Alana Hadley is fast, by virtually any measure.
She only enters a race once every month or two, but when she does, she almost always wins. The Shamrock 4-Miler in March? 23:36, beating out more than 400 female runners and winning by more than a minute and a half. The Skyline 5K Run in April? 18:15 -- another win, another 400-plus female athletes finishing behind her. Hadley breezed to victory at the Right Moves for Youth Twilight 5K in May, then made all the right moves to win the Summer Breeze 5K in June.
In fact, it took Caitlin Chrisman to hand Hadley her first second-place finish of 2009, at last weekend's Yiasou Greek Festival 5K. And Caitlin Chrisman, 23, was not long ago a star on the Wake Forest track and cross-country teams.
Oh shoot, I'm sorry -- did I mention that Alana Hadley is a 12-year-old seventh-grader at Community House Middle School?
That makes her accomplishments even more fascinating and unusual. So I did something this week that I am 100 percent sure I will never do in a 5K: I caught up with Alana ... to get her thoughts on everything from her focus to her local running heroes to how it feels to be so much faster than so many people two, three, four and five times her age.
Q. When did you realize that you had a real gift for doing it? When I was nine years old, when I ran faster in a 5K [the Hit the Brixx 5K] than the state record for 9-year-old girls. [Time: 21:07.]
Q. How the heck did you get so fast? Because I love running, and so like to practice it a lot. I also think it is in my blood because both of my parents ran track and cross country in college. That is how they met.
Q. Any other runners in the family? Yes, I have a 9-year-old brother named Bryce who enjoys running a lot. He and my mom run together.
Q. Do you remember the first race you won -- not where you were competing against other kids your age, but where you were competing against adults -- ? The first race I won first female overall was in 2007 at the Lowe’s YMCA Starfish 5K [time: 20:37]. I remember it because the award was a bobble head runner girl trophy. That is my favorite award so far.
Q. Other memorable races? One of the most memorable races for me was at Greenville, S.C., in January of this year [the Greenville News Downtown 5K]. In the last half-mile of a 5K there was a boy near my age a few feet in front of me. We were running up a pretty good-size hill and I was tired, but I still gathered up the energy and was able to pass him before the finish. Girl Power!!! [Time: 18:05.]
Q. How tall are you? I am 5-1 and have grown three inches already this year!
Q. As you're passing people twice your size during races, what kind of comments do you hear? They normally do not say anything. Occasionally, they say, "keep going little girl" or some other words of encouragement.
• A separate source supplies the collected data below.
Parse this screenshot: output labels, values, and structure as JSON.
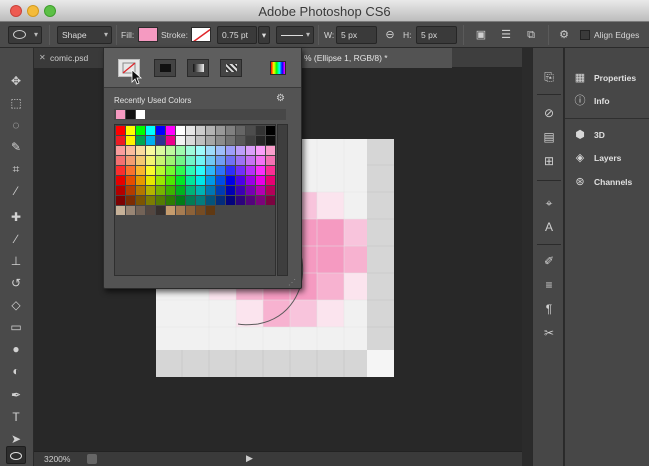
{
  "window": {
    "title": "Adobe Photoshop CS6"
  },
  "options_bar": {
    "tool_mode": "Shape",
    "fill_label": "Fill:",
    "fill_color": "#f59ac1",
    "stroke_label": "Stroke:",
    "stroke_width": "0.75 pt",
    "w_label": "W:",
    "w_value": "5 px",
    "h_label": "H:",
    "h_value": "5 px",
    "align_edges": "Align Edges",
    "align_edges_checked": false
  },
  "tabs": [
    {
      "label": "comic.psd"
    },
    {
      "label": "% (Ellipse 1, RGB/8) *"
    }
  ],
  "status": {
    "zoom": "3200%"
  },
  "popup": {
    "recent_label": "Recently Used Colors",
    "recent_colors": [
      "#f59ac1",
      "#111111",
      "#ffffff"
    ]
  },
  "panels": [
    {
      "label": "Properties",
      "icon": "sliders-icon"
    },
    {
      "label": "Info",
      "icon": "info-icon"
    },
    {
      "label": "3D",
      "icon": "cube-icon"
    },
    {
      "label": "Layers",
      "icon": "layers-icon"
    },
    {
      "label": "Channels",
      "icon": "channels-icon"
    }
  ],
  "colors": {
    "pink": "#f59ac1",
    "pink_light": "#f8c4dc",
    "canvas_bg": "#282828",
    "panel_bg": "#474747"
  }
}
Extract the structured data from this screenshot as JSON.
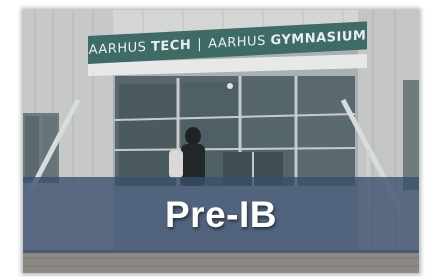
{
  "card": {
    "sign": {
      "left_word": "AARHUS",
      "left_bold": "TECH",
      "separator": "|",
      "right_word": "AARHUS",
      "right_bold": "GYMNASIUM"
    },
    "banner_title": "Pre-IB",
    "colors": {
      "banner": "#3a4e6e",
      "sign": "#3f6b66",
      "text": "#ffffff"
    }
  }
}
Q. Is it a weird feeling to be so much better than so many adults at such a young age? At first it seemed pretty weird. But now, since I have been running for several years, I am used to it and know a lot of the people I race against.
Q. Have you ever won a prize/award at a race that you weren't old enough to collect? Yes, at two races in the last year, I wasn't old enough to have the prize I won as they were bottles of wine. I have also had to pass up prize money awards to maintain my eligibility for high school and college track.
Q. Are there local runners who you look up to? Yes ... runners like Bill Shires and Nathan Stanford, who are great at running an even pace, because that is something I want to be able to do in my races. I also admire runners like Lori Hageman because she has been good for so long and is very encouraging to me, and Megan Hepp, who ran so well in the last Olympic trials.
Q. Is there anything you don't like about running? No. I really enjoy it; it has always been a very positive thing in my life.
Q. Ever had any serious injuries? No, never been injured.
Q. Do you ever worry about getting burned out at a young age? No ... because I love to run and have always increased my mileage very slowly, and don’t over-race. I usually race just once every four to six weeks, and so I really look forward to it when I get the chance. I can't imagine ever not running. It makes me crazy not to run. Twice a year, my dad makes me take some time off and I get stir-crazy after a couple of days.
Q. What are your long-term running goals? To continue to get better, and to one day become a professional runner and compete in the Olympics.
Q. Who's your coach and what's the most important thing you've learned from him/her? My coach is my dad, Mark Hadley. To me, the most important thing I learned from him is that, "it is not the time that matters, but the effort you put into the run, because that is the only thing you can really control."
Q. How many miles do you run a week? I do about 50 miles a week right now in a normal training week. But I have built up to that pretty slowly over the last six years.
Q. Got any advice for other young runners? The most important thing is to make sure you have fun when you run. It's a great sport, and can be a lot of fun as well as be good for you. Also, you cannot start out running 50 miles a week. You need to start small, and gradually work your way up in miles, slowly over time.